Plan social signé avec Swissmetal
Il bénéficiera aux nombreux employés de Reconvilier et de Dornach victimes des licenciements massifs annoncés en juin.

Après de longs mois de négociations, le syndicat Unia, les Employés suisses et les représentations des travailleurs ont obtenu de la direction de Swissmetal la mise en place d'un plan social pour le personnel licencié ou muté des usines de Reconvilier et de Dornach. Le 12 juin dernier, Swissmetal annonçait des licenciements massifs sur les deux sites d'ici à fin novembre: 153 postes de travail supprimés, soit le quart des effectifs, ce qui correspond au licenciement de 208 personnes (voir L'ES du 20 juin 2007). Lors de la consultation sur les 21 premiers licenciements prévus pour fin juin, Unia et les Employés suisses avaient obtenu leur diminution à 11, ainsi que la réduction de 44 à 39 du nombre d'employés devant faire l'objet d'un congé-modification. Une seconde phase de consultation doit s'ouvrir après l'été pour les autres licenciements annoncés.
Le plan social est entré en vigueur, avec effet rétroactif, le 1er mars 2007. Il ne s'applique donc pas à la centaine de personnes licenciées l'année dernière après la grève, pour qui Swissmetal avait refusé tout plan social.
Selon Unia et les Employés suisses, le plan social prévoit notamment «de substantielles indemnités de départ en fonction de l'âge et de l'ancienneté, des préretraites dès 63 ans révolus et la protection absolue contre le licenciement au-delà de 62 ans.
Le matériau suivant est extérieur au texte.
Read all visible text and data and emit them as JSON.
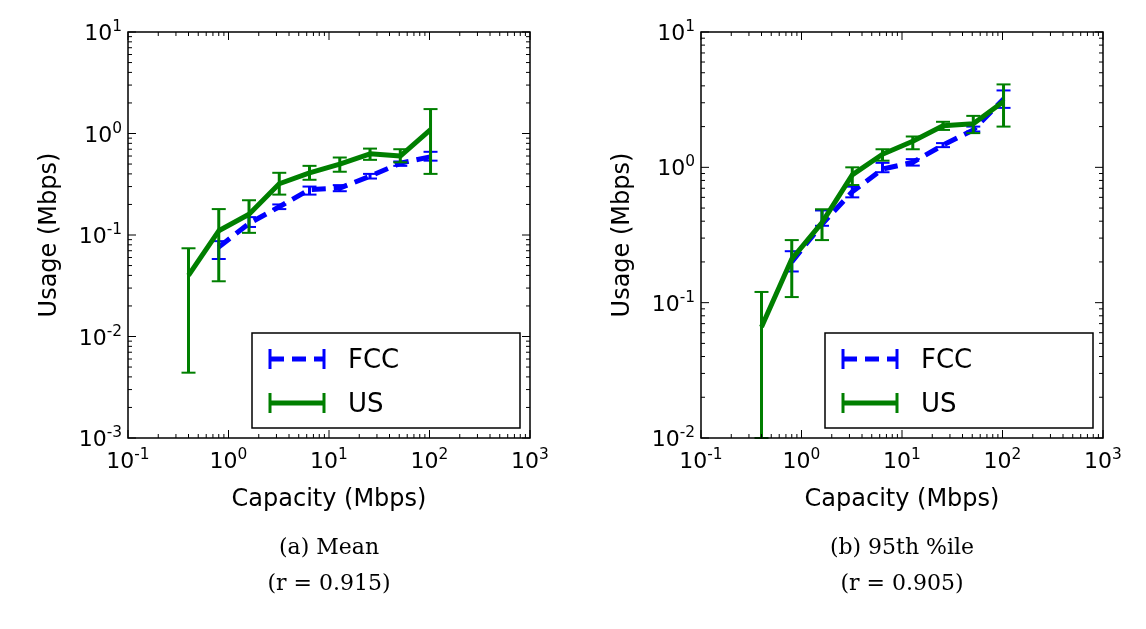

Les acquis salariaux sont par ailleurs garantis en cas de mutation au sein du groupe. Les autres mesures figurant dans le plan social concernent la reconversion professionnelle, la formation et le perfectionnement, ainsi que l'aide à la recherche d'emploi due aux personnes touchées par une restructuration. Enfin, une indemnité unique de 4000 francs est accordée en cas de déménagement». Une commission formée de représentants du personnel et de la direction veillera à l'exécution du plan social et statuera en cas de divergences sur son application.

Une première, mais la polémique reprend
«C'est la première fois que Swissmetal accepte de signer un plan social. Le faire, c'est reconnaître qu'il y a des conséquences pécuniaires pour le personnel touché et c'est accepter de contribuer à leur dédommagement», souligne Fabienne Blanc-Kühn, membre du comité directeur d'Unia, qui relève l'importance de cet accord.
Mais le jour même de l'annonce du plan social, le 11 juillet, Swissmetal faisait connaître un mémorandum sur le conflit de la Boillat. Dans ce document, adressé à ses clients et actionnaires, le groupe s'en prend à tous les protagonistes du mouvement, syndicat Unia en tête, représentants du personnel, autorités politiques locales et cantonales, et même au conseiller fédéral Joseph Deiss et à l'association patronale des machines. «Il était difficile pour Swissmetal d'apparaître comme acceptant de donner quelques sous aux personnes licenciées sans reprendre les polémiques. Ce document, qui ne respecte pas les faits, est écrit sur ce ton qu'on lui connaît bien», note Fabienne Blanc-Kühn.